Displaying unprecedented tact, Knox didn’t pursue it.

‘So if she didn’t even like the place, what was the big attraction?’

‘I’ll show you.’ Mariner got up and walked out of the snug living room and into the galley-like kitchen. Opening the kitchen door, a dank smell greeted their nostrils and as their eyes adjusted to the darkness, it was just possible to make out the oily black ribbon of the Worcester Canal, the trees on the opposite bank a wall of black silhouettes against the indigo sky and reflected dully on the water below.

‘I wanted to be by the water,’ said Mariner. ‘That was the attraction.’

‘Must be something to do with being a mariner,’ said Knox. ‘Must be the nearest you get to the sea around here.’

Mariner laughed. ‘Christ, do you know, I’d never even thought of that.’

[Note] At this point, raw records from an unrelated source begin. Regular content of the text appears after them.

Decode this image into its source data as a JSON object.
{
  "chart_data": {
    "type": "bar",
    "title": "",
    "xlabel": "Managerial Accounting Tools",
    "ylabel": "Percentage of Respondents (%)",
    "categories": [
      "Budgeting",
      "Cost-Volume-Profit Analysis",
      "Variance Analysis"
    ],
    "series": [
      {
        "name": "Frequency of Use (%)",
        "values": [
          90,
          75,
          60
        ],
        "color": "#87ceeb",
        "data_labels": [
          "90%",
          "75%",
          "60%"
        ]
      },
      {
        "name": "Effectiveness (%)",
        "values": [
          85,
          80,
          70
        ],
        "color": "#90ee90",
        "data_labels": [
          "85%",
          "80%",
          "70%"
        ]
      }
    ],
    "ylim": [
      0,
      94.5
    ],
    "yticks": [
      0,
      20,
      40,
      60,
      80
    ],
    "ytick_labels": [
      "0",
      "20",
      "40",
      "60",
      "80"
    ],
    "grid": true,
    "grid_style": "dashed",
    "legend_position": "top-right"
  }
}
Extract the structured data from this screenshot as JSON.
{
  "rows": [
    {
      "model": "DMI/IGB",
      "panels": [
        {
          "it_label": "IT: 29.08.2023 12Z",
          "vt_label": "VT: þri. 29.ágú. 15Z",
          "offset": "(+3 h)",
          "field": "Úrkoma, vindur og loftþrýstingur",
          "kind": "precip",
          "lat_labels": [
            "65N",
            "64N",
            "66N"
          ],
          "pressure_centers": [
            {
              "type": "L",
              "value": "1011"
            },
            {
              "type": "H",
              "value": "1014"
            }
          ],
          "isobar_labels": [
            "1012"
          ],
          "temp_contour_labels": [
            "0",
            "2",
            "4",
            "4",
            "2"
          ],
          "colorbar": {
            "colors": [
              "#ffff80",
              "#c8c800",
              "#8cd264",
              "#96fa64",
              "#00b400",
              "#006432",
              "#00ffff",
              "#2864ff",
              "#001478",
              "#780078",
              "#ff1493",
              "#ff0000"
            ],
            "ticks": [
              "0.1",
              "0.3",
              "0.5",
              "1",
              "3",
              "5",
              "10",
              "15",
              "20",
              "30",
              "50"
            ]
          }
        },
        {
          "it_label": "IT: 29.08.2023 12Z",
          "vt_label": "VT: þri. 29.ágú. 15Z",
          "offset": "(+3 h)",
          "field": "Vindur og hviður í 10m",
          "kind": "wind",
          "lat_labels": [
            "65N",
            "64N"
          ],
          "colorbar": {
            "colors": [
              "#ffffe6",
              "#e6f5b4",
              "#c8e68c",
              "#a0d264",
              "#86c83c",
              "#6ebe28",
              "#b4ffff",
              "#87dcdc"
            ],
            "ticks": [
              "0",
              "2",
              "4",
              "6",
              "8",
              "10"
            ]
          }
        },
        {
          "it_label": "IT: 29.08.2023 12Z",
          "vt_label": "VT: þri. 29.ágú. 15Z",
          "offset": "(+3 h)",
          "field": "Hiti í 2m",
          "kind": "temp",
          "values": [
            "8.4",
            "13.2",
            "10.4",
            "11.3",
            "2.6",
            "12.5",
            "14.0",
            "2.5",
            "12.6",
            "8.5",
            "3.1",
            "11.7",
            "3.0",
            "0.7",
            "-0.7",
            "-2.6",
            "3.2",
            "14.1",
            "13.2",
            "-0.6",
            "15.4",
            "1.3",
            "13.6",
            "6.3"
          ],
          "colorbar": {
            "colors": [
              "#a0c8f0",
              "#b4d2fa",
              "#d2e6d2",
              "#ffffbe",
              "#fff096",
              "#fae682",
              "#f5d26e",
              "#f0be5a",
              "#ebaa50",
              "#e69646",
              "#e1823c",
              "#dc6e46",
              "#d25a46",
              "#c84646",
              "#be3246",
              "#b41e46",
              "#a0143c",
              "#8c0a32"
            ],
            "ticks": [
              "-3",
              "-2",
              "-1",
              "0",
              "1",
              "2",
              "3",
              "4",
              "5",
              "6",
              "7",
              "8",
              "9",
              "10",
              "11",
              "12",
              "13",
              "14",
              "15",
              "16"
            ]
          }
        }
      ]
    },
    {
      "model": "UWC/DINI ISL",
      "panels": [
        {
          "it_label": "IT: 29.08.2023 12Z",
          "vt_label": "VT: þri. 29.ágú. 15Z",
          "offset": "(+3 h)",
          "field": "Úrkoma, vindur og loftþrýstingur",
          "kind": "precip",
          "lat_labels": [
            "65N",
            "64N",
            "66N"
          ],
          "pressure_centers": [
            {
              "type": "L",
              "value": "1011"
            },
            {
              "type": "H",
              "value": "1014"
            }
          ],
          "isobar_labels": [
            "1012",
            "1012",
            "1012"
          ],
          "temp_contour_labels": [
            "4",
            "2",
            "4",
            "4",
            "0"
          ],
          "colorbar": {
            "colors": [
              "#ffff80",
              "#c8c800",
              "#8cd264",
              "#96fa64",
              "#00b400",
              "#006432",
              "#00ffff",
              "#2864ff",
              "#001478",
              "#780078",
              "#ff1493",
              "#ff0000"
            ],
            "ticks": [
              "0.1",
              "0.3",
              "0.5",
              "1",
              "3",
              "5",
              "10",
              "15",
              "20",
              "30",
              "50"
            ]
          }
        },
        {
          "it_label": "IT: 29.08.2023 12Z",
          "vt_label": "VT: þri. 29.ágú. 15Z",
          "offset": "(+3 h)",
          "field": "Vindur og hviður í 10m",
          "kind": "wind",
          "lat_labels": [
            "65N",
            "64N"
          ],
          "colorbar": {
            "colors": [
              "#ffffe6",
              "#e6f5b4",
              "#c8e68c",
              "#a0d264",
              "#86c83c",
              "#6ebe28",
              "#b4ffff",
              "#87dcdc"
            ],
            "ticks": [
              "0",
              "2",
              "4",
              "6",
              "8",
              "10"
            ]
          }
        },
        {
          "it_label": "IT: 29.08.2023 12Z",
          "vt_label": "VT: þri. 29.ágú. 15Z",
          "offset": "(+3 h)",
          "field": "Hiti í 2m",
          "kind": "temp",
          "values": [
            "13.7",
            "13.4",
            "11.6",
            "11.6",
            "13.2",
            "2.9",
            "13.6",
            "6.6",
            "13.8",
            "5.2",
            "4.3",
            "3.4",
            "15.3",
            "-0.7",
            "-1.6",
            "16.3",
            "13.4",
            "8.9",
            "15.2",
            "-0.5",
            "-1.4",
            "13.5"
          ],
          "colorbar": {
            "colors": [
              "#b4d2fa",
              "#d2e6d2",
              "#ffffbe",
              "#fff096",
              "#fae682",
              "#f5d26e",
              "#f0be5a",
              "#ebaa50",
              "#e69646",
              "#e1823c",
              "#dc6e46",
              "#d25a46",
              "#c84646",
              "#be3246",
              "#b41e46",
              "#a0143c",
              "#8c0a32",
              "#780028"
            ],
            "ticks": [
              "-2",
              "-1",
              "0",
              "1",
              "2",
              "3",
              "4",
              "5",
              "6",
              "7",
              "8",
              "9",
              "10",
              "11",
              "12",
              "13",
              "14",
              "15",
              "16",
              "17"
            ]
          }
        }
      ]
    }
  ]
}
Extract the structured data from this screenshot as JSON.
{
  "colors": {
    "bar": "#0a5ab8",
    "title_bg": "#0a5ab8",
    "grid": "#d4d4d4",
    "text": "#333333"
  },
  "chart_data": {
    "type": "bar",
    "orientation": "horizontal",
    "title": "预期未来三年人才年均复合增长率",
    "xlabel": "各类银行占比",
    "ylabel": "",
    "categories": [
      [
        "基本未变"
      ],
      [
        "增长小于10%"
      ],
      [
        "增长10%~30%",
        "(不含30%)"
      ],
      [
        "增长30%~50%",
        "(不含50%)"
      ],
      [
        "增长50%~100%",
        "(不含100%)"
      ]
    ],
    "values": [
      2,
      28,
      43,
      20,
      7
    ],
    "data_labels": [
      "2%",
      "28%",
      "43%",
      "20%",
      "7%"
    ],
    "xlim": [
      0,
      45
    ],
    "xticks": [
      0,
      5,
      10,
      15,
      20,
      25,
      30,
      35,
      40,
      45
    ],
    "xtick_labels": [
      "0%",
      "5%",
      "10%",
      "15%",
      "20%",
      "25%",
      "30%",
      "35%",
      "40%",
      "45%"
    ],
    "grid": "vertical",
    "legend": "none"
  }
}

Just outside the door, under the kitchen window, in the small garden that separated the cottage from the canal’s towpath, was a stone bench, sheltered by the overhanging eave. Mariner sat down on it and Knox joined him.

‘There’s canals everywhere round here,’ said Knox.

‘I’ve noticed that. But I didn’t know about this one.’

‘It’s part of the Worcester and Birmingham,’ said Mariner. ‘What with the Birmingham-Fazeley and the Grand Union we’ve got over a hundred miles of man-made waterways in and around the city. More canals than Venice, so they say, though I can’t imagine that Birmingham has the | same romantic appeal. Hard to picture a gondolier punting his way down past the Tysely incinerator waxing lyrical about love and romance. But all that’s changing.’ In recent years Mariner had walked for miles along the towpaths, watching whole sections transformed from decaying industrial wastelands to gleaming fashionable walkways with shops and restaurants to accommodate the growing tourist industry. Here though was far enough out of the city to have escaped the cycle of urban renewal and Mariner liked his shabby, unpretentious section of the waterway.

‘Not so much traffic here as in Venice either,’ surmised Knox.

‘There would have been once,’ Mariner said. ‘A hundred years ago, even at this time of night, this stretch would have been as packed as the M42,’ he said. ‘Constant flow of barges. Sometimes you can almost hear the boatmen shouting at each other…’ He broke off. Knox would think he was suffering from concussion.